Fig. 1: Study design and multi-omics analysis. | Nature Communications

Fig. 1: Study design and multi-omics analysis.

From: Deriving consensus sepsis clusters via goal-directed subgroup identification in multi-omics study

Fig. 1

The Chinese Multi-omics Advances In Sepsis (CMAISE) cohort prospectively enrolled 1327 participants (including 47 healthy controls) from 43 tertiary hospitals across mainland China. Longitudinal blood sampling (days 1, 3, and 5) yielded 3895 patient-days of phenomic data, with matched transcriptomic (n = 2,776), proteomic (n = 468), and metabolomic (n = 457) profiles.
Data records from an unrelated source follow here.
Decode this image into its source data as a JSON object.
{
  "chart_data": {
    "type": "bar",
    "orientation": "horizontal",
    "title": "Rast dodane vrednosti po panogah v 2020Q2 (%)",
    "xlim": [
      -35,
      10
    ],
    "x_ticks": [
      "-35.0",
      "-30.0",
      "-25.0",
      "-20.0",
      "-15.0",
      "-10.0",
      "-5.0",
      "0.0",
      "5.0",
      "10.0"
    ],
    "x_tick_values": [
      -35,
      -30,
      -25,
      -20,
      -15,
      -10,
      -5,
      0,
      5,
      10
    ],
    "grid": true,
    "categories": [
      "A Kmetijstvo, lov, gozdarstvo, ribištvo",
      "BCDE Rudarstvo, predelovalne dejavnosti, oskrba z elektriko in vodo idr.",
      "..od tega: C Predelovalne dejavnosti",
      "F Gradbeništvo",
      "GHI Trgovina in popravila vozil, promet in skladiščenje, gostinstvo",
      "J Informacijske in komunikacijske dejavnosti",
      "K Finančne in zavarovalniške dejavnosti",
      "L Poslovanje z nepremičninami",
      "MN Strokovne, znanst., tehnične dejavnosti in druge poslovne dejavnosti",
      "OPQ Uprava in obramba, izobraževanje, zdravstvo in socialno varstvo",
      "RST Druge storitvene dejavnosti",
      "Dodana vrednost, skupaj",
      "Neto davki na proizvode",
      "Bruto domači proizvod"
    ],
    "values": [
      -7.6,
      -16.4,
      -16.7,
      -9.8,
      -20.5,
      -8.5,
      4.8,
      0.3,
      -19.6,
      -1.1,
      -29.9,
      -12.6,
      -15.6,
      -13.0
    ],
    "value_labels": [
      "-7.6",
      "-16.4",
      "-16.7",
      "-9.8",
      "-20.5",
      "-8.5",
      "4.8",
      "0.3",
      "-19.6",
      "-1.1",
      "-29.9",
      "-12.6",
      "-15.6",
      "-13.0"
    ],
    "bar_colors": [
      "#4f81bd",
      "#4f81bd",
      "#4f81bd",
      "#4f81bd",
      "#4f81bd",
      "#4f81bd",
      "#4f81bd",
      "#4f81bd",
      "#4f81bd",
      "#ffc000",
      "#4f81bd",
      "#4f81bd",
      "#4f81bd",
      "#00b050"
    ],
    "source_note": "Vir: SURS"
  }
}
Key analytical steps included: (1) Unsupervised Consensus Clustering: Applied to each omics layer (transcriptome, proteome, metabolome, phenome) to identify sepsis subtypes, followed by cross-omics cluster concordance analysis. (2) Goal-Directed Subgroup Identification (GD-SI): Implemented via LASSO-penalized regression to optimize subgroups for differential treatment effects of ulinastatin (UTI) and fluid resuscitation strategies. (3) Subgroup Validation: Cross-omics concordance of GD-SI-derived clusters and external validation of fluid response subgroups in public critical care datasets (e.g., MIMIC-IV, eICU-CRD). CMAISE Chinese Multi-omics Advances In Sepsis, UTI ulinastatin, GD-SI goal directed subgroup identification, LASSO least absolute shrinkage and selection operator, HR hazard ratio, MIMIC medical information mart for intensive care, eICU-CRD eICU collaborative research database.